Sumilon Island Snorkeling
Our second trip snorkeling was on Sumilon Island. I wasn’t sure whether or not to count this as a ‘snorkeling trip’ though, because we never actually snorkeled. Allow me to explain…
Sumilon Island is one of the things I’d read very little about. We mostly went off of what locals told us….and it all sounded awesome! We were told to expect:
- Excellent snorkeling
- An amazing beach with chairs set up for rental
- Clear and calm water around the island where you can swim and snorkel
Of course, what we got was very different than what we expected.
As it turns out…it is a beautiful island and it does have amazing snorkeling…but only if you hire a boat (which we couldn’t do once we were there, from what we saw). There was definitely no snorkeling from the shore because the water was simply too rough. What’s worse, is that boats were coming and going constantly, taking up most of the public beach area. They didn’t have anywhere to dock, so they’d just come up on the beach.
There were 0 chairs or umbrellas for rent. We arrived at around 3pm, and were on the west side of the island, so it was HOT!!!
It turns out that the only way to get beach rentals was to book with the resort that’s only the island….which was WAY out of our budget. So, instead of the amazing afternoon snorkeling we had planned, we crouched under an area of rocks for shade until the next boat came around.
Lesson Learned: Do reading ahead of time! You never know what information you might be missing that will greatly impact your day. We would have had a MUCH different experience if we’d organized a snorkeling or diving tour. This island is an AMAZING place to snorkel / dive if you do it right!!!
Our best snorkeling adventure was the last thing we had time to do in the Philippines. Tingko beach is just outside of Alcoy on Cebu Island. Our bus back to Cebu city only left at around 4pm, so we decided to try snorkeling one more time before leaving the Philippines.
We were a bit worried when we arrived, because once more, there was nowhere to set up or put our things. There were also no umbrellas. We were about to walk away when a young Filipino man came over and asked us if we’d like to hire him and his boat for some snorkeling.
I was VERY skeptical at first. We asked him about a price, and it seemed a bit high, but he quickly lowered it (probably more than he needed to). When he said he had a ladder to get in and out of his boat (to avoid further rib bashing), we agreed to hire him for an hour to do some snorkeling. I was so glad we did!
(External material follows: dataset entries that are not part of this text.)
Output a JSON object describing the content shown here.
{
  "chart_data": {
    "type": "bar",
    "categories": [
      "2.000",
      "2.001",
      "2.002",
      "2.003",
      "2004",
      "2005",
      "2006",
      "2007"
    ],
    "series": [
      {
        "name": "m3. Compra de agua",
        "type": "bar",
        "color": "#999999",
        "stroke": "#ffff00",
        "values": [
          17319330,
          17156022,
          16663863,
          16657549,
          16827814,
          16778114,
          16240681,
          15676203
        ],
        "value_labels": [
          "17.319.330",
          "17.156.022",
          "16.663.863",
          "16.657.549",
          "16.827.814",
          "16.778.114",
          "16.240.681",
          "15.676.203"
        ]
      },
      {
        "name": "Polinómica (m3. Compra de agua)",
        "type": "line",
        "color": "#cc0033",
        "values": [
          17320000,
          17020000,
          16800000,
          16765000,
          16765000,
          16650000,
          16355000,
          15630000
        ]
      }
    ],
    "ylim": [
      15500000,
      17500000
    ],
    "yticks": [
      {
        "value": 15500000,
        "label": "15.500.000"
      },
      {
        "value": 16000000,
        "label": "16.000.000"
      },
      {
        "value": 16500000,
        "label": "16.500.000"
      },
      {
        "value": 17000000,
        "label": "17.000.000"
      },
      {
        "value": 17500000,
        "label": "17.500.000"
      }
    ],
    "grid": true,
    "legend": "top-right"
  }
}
He brought us around to 3 different spots in that hour. I only snorkeled at the first spot, because I wasn’t actually feeling very well that morning, but it was an amazing area to explore! We actually even saw a sea snake swimming through the seaweed! Unfortunately, we didn’t have the camera with us…but we’ve learned over the last few years that some experiences just need to be experienced. The little snake swam away as quickly as he appeared, so I doubt we could have gotten any shots anyway.
While Dave explored stops 2 and 3 on his own, I chatted with our captain. He was no more than 25 years old, but has 4 children, all under the age of 5. He told me how much he loves being a dad and how he adores going home and hearing his kids scream ‘Daddy!’ when they see him. He seemed like a really nice person, and in the end, I paid him his original asking price.
Lesson Learned: Not everyone in the tourism industry is trying to rip you off. Some people are just trying to make an honest living while trying to be a top-notch husband and father.